Affluenza: A New Mental Illness?

A short editorial piece by James Bradshaw in the current issue (Jan/Feb) of the National Psychologist discusses the trial of a 16-year-old male who killed four people and severely injured two others while driving under the influence of Valium (diazepam) and alcohol.  He had stolen the alcohol from a store earlier, and his blood alcohol level was three times the legal adult limit.  He was driving 70 mph in a 40 mph zone at the time of the incident.

Prosecutors had asked for 20 years imprisonment (the maximum sentence), but instead the sentence was 10 years’ probation.

What’s interesting is the defense:

“Great furor stemmed from a defense psychologist’s describing the youth as a victim of affluenza – being cushioned by the money of wealthy parents to the point he never understood the consequences of his actions.

G. Dick Miller, PhD, a private practice clinical psychologist in Bedford, Texas, has since said he regrets using the term because of the uproar it created.”

It’s tempting to say:  But there’s no such diagnosis in DSM-5!  Think again.

On page 708, you’ll find:

“Other Specified Mental Disorder 300.9

This category applies to presentations in which symptoms characteristic of a mental disorder that cause clinically significant distress or impairment in social, occupational, or other important areas of functioning predominate but do not meet the full criteria for any specific mental disorder.  The other specified mental disorder category is used in situations in which the clinician chooses to communicate the specific reason that the presentation does not meet the criteria for any specific mental disorder.  This is done by recording ‘other specified mental disorder’ followed by the specific reason.”

There it is:  “make up your own diagnosis.”  The only requirement being that the problem causes “…clinically significant distress or impairment in social, occupational, or other important areas of functioning…” [emphases added]

And as everyone knows, having parents throw buckets of money at one during one’s formative years stunts social development, and saps occupational motivation.

Voila!  It’s like pulling rabbits from hats.

  • Francesca Allan

    Part of psychiatry’s encouragement to abdicate responsibility. Nobody is just *bad* anymore; they have “antisocial personality disorder.” The Genovese witnesses weren’t guilty of depraved indifference; they were exhibiting the “bystander effect.”

    And it’s not just medicine.
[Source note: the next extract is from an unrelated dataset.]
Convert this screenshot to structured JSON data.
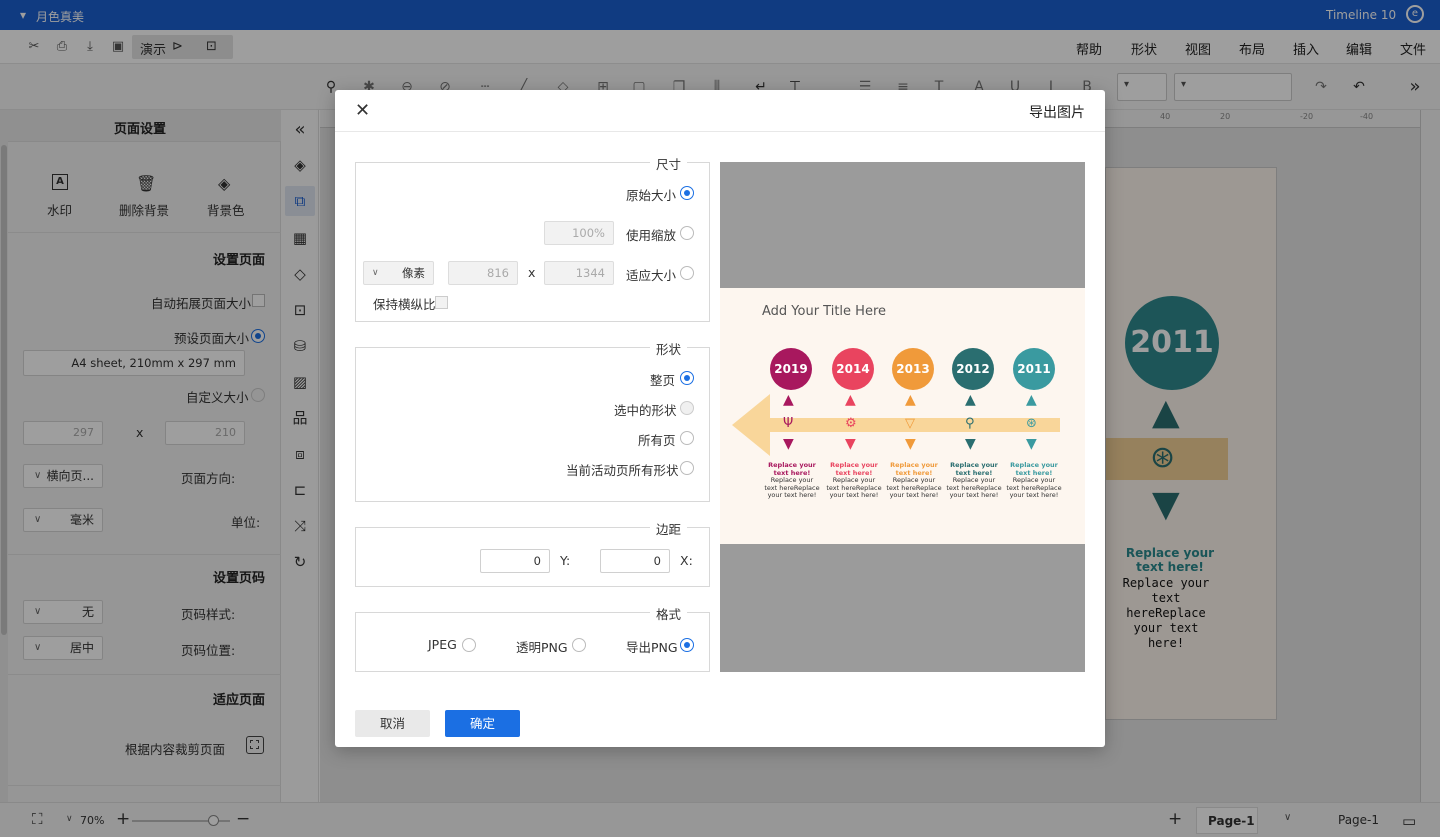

There is a local news story about a couple who declared bankruptcy and then bought a new car and are now whining about the interest expenses. Big bad banks! How about taking some responsibility for your financial mess and oh, I don’t know, using public transit.

  • Phil_Hickey

    Francesca,

    Psychiatry definitely encourages an attitude of helplessness and dependency. It’s good for business,but bad for people.

    Best wishes.

  • Sweet63

    Interesting that it was a psychologist who came up with this “defense.”

  • Phil_Hickey

    Sweet63,

    Yes. It’s a source of sadness to me personally, because psychology training should alert people to these kinds of spurious concepts. Have you seen Maria Bradshaw’s article on Mad in America? I’m writing a post on it, and should have it up in a day or so. I think Maria is correct.

  • Adam Martin

    I believed that my poor behavior was the result of my bipolar disorder. Psychologists and psychiatrists who we paid thousands all agreed, and said the solution was drugs. The real problem was my refusal to learn from my mistakes and accept responsibility for my actions.

    I wonder if that ties in with my political beliefs becoming more to the left the deeper I fell into denial about my situation. I don’t feel as sympathetic toward people who live beyond their means and then complain about poverty.

  • Francesca Allan

    I admire your insight, Adam. A lot of my recovery was realizing my behaviour was unacceptable and deciding to change. Interesting what you say about political beliefs so I’ll give that some thought. I do know that as I have recovered, I have become more left in that I’m starting to realize that some people are becoming “ill” in response to a completely untenable social structure.

  • JD

    Technically he was a juvenile. Clearly he needed to serve time, however….20 years was not a sentence any judge would have handed for a minor who is not yet an adult.